What results is an ambitiously discursive, tangent-mining blend of domestic travelogue and home-movie footage that combines 8mm/16mm celluloid with the flatter tones of digital-video – displaying little real visual flair but maintaing a degree of fascination as an audio collage, studded with what sounds like extracts from bygone radio-broadcasts: poetic musings (“beware the soft mountainous surge of time”); high-faluting intellectual debates.
Only occasionally do image and sound elements productively intersect, and the cumulative effect is of a sorely overstretched short. Kötting can’t dispel a heavy, unappealing atmosphere of preciously twee self-indulgence (and even narcissism) which hovers over the project, as what’s fascinating and charming to the writer/director may not necessarily exert much appeal to the viewer.

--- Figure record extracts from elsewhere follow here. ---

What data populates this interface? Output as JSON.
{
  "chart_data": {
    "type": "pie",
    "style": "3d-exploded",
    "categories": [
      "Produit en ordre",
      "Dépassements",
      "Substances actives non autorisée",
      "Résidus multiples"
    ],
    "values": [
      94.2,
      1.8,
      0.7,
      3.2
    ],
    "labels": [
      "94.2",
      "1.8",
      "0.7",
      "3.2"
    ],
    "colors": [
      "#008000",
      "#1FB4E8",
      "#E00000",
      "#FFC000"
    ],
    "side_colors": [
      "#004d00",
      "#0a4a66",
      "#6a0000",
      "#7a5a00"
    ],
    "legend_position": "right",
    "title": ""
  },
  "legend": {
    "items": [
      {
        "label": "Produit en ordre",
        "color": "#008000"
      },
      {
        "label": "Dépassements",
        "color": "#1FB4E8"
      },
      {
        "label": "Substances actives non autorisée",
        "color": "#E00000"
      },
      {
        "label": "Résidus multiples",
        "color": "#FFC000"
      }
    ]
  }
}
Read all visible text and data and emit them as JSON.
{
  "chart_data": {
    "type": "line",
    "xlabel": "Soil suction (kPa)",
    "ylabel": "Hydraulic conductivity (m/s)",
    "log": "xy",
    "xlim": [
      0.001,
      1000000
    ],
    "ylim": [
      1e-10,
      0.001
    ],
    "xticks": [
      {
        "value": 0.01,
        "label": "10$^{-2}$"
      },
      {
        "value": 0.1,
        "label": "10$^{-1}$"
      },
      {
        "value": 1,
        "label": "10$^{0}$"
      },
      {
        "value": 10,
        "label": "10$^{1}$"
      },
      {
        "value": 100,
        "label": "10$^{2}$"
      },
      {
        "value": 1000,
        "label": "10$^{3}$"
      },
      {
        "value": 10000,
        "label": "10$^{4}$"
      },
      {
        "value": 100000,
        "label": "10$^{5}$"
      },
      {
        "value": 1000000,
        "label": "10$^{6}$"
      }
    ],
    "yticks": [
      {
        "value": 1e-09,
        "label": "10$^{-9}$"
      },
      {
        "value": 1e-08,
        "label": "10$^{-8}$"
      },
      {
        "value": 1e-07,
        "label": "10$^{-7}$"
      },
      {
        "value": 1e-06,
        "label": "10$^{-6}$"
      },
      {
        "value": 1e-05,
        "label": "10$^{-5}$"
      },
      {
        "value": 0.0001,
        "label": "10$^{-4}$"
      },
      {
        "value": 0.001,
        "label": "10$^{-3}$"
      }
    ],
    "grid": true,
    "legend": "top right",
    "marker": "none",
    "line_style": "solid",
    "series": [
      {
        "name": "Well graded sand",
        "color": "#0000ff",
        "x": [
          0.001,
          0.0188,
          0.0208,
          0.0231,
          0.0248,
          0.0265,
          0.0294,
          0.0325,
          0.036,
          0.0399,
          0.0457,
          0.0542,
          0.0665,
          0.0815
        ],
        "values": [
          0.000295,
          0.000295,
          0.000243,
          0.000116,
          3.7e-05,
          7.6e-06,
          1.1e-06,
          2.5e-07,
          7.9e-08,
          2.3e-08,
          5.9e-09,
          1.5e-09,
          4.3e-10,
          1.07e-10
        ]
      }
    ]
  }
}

The whimsical allure of Louyre isn’t helped by being weighed down by all manner of cod-philosophical musings (“religion so often disappoints its customer”), only very slightly leavened by a strain of self-mocking humour. On paper a potentially plausible heir to the likes of Jarman, Greenaway and Keiller – with one foot in Europe and an eye on currents in modern art – on this evidence Kötting’s talents unfortunately just aren’t very well-suited to big-screen expression, meaning that his work seems most unlikely to reach an audience beyond a self-selecting arthouse coterie.